Newswise — Prize-winning author, essayist and commentator Ron Chernow, whose recent biography Alexander Hamilton was hailed as one of the best books of 2004, will deliver the Commencement address at the University of Delaware's 157th Commencement.

The ceremony will be held at 9 a.m., Saturday, May 27, in Delaware Stadium, rain or shine.

"Ron Chernow is widely respected, both as a speaker and a writer," Sharon Dorr, director of alumni and University relations, said in announcing Chernow's selection. "His exacting research and masterful writing about some of the most influential and interesting figures in American history have brought him national recognition and honors. Mr. Chernow also is a popular commentator on network television and radio, and all that promises a compelling and thought-provoking program for our graduates and their families at Commencement this year."

Chernow, who holds honors degrees in English literature from Yale College and Cambridge University, began his career as a magazine writer in 1973. Over the next decade, he published 60 articles in 20 national and regional publications and won the 1980 Jack London Award for his coverage of the labor movement.

From 1983-89, he served as a program officer at the 20th Century Fund, a New York think tank, where he supervised studies of American financial policy.

Chernow's first book, The House of Morgan, won the National Book Award as 1990's best nonfiction book and the Ambassador Award for the year's most notable volume about American culture.
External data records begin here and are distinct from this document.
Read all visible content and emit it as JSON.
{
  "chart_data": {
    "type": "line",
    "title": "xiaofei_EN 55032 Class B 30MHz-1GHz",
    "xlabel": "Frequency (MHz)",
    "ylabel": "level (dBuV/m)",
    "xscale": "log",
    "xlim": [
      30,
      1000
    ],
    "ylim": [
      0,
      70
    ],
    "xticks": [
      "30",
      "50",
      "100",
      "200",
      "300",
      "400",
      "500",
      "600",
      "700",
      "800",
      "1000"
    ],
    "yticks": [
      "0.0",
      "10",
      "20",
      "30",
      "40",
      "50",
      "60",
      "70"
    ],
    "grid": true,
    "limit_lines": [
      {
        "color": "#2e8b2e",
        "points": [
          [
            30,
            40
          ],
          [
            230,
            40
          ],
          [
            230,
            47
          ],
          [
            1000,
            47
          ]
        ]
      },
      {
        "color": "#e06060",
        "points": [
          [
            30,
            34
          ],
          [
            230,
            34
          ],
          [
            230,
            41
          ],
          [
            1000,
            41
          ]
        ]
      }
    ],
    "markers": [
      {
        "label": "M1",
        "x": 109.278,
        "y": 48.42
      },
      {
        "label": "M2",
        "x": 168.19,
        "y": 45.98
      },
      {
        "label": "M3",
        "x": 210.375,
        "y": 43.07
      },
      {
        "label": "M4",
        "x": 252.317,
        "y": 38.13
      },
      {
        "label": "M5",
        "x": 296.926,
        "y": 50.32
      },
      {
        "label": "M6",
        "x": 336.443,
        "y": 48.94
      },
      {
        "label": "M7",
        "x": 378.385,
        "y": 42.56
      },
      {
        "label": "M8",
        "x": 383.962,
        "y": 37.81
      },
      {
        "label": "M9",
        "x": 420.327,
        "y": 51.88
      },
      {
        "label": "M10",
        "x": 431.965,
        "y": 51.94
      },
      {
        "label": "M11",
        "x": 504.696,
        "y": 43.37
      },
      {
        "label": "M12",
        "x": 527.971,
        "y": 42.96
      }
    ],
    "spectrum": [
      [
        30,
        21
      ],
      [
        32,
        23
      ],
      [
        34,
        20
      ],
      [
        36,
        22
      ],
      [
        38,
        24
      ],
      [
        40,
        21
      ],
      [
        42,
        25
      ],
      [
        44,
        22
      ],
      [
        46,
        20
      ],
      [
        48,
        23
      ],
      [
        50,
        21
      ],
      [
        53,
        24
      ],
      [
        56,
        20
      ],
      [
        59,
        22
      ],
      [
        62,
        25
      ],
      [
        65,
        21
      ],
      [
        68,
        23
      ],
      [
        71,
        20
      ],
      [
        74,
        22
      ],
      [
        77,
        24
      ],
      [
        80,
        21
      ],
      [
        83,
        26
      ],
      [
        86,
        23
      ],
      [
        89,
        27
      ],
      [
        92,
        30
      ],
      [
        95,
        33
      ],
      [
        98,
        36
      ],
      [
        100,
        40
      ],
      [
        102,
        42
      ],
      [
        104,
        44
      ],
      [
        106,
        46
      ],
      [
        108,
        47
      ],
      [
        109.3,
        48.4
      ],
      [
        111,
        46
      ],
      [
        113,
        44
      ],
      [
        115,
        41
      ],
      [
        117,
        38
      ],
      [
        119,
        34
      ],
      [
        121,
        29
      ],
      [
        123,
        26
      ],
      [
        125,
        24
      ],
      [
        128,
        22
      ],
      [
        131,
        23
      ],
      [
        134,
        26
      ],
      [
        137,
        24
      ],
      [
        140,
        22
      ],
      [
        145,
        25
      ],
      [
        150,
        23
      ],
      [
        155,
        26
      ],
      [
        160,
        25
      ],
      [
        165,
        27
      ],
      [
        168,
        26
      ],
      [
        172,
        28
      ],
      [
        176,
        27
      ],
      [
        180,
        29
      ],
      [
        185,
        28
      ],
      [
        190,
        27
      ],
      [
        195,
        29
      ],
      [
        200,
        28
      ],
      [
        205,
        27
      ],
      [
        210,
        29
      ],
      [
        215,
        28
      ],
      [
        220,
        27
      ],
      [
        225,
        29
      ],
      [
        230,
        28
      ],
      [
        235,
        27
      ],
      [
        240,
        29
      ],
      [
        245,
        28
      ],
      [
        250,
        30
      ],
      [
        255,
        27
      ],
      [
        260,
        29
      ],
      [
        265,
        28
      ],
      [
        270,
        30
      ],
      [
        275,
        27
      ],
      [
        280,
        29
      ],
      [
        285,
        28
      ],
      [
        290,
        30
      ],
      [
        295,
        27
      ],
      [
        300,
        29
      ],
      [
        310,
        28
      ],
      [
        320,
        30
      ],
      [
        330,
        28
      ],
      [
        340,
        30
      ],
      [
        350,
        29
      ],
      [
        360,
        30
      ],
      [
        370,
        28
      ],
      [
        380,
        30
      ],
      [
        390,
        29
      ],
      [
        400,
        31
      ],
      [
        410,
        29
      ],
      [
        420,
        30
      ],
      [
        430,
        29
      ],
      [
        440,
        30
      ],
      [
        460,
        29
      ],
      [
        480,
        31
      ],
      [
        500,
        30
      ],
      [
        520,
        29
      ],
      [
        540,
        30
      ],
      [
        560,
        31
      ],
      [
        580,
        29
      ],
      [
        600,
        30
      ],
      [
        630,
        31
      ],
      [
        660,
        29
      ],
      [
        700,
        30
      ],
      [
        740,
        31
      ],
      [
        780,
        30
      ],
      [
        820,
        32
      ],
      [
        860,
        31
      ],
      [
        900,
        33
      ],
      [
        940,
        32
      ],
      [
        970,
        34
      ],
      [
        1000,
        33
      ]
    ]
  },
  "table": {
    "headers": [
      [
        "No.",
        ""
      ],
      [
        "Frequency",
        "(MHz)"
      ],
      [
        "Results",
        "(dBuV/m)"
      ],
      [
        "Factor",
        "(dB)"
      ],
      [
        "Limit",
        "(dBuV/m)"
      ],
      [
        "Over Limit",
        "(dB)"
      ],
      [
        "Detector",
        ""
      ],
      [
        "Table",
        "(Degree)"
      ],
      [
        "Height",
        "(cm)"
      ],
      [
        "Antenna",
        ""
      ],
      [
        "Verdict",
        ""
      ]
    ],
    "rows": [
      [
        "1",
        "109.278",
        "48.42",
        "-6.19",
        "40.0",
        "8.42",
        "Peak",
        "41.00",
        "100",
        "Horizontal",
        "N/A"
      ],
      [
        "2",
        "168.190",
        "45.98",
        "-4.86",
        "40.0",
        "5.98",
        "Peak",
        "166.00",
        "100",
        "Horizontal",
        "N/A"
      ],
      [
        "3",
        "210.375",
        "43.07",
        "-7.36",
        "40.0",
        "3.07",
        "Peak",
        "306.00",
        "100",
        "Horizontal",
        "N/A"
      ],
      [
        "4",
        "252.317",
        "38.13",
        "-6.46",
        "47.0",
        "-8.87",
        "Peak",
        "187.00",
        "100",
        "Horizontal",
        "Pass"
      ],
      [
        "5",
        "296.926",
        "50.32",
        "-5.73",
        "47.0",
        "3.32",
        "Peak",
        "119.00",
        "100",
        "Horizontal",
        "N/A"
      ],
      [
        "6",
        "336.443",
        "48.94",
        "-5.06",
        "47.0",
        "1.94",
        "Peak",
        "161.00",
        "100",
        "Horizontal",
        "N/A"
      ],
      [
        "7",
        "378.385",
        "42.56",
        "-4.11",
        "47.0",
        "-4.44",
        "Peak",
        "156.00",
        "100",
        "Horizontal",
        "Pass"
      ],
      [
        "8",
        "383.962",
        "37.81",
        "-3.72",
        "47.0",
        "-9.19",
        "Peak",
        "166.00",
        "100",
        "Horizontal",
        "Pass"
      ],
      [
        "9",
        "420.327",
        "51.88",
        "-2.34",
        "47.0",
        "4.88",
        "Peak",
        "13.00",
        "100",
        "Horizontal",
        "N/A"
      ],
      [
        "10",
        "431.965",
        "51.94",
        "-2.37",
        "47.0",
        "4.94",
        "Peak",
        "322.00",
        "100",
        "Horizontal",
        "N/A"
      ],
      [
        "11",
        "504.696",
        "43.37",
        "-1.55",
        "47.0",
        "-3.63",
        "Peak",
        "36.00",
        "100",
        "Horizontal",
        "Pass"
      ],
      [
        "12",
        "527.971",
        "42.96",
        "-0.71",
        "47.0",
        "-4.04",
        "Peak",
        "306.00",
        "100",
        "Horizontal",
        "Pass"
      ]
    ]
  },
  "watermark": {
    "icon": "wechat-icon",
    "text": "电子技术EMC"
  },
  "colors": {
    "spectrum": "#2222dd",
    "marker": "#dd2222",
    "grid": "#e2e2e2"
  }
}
Listed among the top business books of the year, it was selected by Forbes magazine as one of the 20 best business books of the past 20 years.

His biography of John D. Rockefeller, Titan: The Life of John D. Rockefeller Sr., won lavish critical praise and landed on many lists of 1998's top books.

In 2004, Alexander Hamilton became the first recipient of the George Washington Book Prize, and The New York Times described it as "by far the best biography ever written about the man."

His other books include The Warburgs, which won the George S. Eccles Prize for excellence in economic writing, and The Death of the Banker, which included the Barbara Frum Memorial Lecture he delivered in Toronto in 1997 and other essays.

Chernow has spoken around the country, including at the National Archives, the Library of Congress, the U.S. Treasury Department and before hundreds of business, community, religious and literary groups. He has been a commentator on business, politics and finance for Morning Edition on National Public Radio, The Newshour with Jim Lehrer and for many shows on CNBC, CNN and the Fox News Channel. He also has appeared on all three nightly network news programs, The Today Show, This Morning on CBS and Face the Nation, as well as on The Charlie Rose Show, Booknotes and many others.

An active member of PEN American Center, the country's most prominent writers' organization, Chernow co-chairs its long-range planning committee.